Step 5: Create the Training Environment

  1. Create a Blueprint → Parent: StateTree Training Environment
  2. Set the StateTree Asset reference
  3. Add a boolean property bCurrentFlag
  4. Override IsEpisodeOver to define termination conditions
  1. Override OnEpisodeReset to randomize the flag

Step 6: Set Up the Level

  1. Add your StateTree Training Environment actor to the level
  2. Add the actor that will be controlled by the StateTree
  3. Configure the environment’s StateTree reference

Training Configuration

Use RLlib via the Schola CLI to run training.

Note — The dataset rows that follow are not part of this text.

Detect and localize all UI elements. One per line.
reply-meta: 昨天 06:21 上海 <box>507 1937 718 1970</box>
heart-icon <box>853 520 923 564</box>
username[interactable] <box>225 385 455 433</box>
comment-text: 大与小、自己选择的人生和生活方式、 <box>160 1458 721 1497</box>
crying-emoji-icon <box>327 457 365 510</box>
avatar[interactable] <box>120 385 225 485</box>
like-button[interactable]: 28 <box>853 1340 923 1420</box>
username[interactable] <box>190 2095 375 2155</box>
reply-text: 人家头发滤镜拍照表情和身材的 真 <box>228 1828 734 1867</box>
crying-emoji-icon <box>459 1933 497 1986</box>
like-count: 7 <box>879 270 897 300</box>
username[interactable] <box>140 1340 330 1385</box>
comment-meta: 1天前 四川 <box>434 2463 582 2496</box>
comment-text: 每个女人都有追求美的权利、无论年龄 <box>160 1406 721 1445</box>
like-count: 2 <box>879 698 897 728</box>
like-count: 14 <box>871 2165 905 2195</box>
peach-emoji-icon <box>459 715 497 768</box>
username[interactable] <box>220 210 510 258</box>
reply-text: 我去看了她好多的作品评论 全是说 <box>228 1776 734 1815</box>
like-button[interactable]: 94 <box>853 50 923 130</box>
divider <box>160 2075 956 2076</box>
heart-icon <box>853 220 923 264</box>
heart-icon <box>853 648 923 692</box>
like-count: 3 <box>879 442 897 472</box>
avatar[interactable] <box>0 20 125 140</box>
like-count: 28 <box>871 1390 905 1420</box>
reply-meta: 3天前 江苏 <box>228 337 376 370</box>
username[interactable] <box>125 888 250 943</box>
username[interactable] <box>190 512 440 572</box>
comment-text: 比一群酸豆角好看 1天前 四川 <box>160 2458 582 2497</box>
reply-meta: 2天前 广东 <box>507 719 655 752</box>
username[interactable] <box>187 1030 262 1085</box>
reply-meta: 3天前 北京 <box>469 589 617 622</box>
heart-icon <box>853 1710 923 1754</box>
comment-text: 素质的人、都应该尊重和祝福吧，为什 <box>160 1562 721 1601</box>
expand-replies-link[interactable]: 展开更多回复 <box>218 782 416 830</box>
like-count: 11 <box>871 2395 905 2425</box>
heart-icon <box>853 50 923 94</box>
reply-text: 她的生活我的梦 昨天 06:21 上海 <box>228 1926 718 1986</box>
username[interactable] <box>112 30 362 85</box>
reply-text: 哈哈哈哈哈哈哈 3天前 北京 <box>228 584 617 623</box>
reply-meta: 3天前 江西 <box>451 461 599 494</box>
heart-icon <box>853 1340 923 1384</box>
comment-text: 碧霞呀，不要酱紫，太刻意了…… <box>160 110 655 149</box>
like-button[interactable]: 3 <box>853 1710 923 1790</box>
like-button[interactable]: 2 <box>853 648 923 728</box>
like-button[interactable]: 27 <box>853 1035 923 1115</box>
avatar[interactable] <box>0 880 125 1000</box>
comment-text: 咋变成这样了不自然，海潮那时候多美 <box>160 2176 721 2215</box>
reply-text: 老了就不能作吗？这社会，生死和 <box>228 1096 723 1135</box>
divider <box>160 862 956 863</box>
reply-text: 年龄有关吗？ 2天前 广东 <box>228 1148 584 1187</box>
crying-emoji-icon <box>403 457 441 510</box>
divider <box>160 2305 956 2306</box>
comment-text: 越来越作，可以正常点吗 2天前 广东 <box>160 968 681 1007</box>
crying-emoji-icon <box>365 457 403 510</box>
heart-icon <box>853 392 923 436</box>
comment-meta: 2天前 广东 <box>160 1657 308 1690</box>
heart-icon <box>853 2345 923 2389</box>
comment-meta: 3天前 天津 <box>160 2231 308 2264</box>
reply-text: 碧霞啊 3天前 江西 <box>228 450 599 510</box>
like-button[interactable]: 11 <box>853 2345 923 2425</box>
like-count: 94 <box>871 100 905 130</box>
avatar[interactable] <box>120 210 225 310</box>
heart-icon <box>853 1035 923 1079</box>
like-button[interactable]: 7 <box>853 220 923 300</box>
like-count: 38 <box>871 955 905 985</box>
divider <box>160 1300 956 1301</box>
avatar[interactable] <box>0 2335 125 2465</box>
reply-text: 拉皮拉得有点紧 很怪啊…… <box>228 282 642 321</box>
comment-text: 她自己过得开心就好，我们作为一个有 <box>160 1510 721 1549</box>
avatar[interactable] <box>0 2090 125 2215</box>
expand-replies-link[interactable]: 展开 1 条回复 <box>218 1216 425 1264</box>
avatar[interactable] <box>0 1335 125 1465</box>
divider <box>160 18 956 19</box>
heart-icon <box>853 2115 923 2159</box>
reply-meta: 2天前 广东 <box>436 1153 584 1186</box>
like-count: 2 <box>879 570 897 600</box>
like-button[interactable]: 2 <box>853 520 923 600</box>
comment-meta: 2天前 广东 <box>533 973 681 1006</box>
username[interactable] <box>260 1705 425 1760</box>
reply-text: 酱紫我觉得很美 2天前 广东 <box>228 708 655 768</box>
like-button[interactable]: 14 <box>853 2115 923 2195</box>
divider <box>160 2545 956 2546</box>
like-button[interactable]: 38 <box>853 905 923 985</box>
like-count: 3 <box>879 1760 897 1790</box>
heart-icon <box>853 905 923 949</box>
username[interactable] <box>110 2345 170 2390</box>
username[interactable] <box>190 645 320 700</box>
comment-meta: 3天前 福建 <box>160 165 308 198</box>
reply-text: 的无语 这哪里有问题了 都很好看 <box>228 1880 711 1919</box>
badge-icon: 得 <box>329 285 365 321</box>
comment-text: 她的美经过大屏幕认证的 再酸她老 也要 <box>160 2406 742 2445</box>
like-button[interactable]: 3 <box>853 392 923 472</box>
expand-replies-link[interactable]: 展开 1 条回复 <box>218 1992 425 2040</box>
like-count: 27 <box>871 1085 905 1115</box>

Example command used for the simple hierarchical environment:

Terminal window
schola rllib train ppo editor \
--port 8002 \
--save-final-policy \
--export-onnx \
--fcnet-hiddens 16 16 \
--timesteps 100000

Argument explanations:

  • --port 8002: Port used by the Schola gRPC protocol (Unreal ↔ Python); change if you have port conflicts.

  • --save-final-policy: Persist the final learned policy to the checkpoint directory after training completes.

  • --export-onnx: Export the saved policy to ONNX for deployment in StateTree.

  • --fcnet-hiddens 16 16: Two hidden fully-connected layers with 16 units each for policy/value networks.

  • --timesteps 100000: Total environment timesteps for training.

Results

For the simple Direction Selector environment the trained policies produced deterministic behavior:

  • The branch selector evaluator chooses 0 when the flag is true and 1 when the flag is false.

  • The forward task policy consistently outputs action 1.

  • The backward task policy consistently outputs action -1.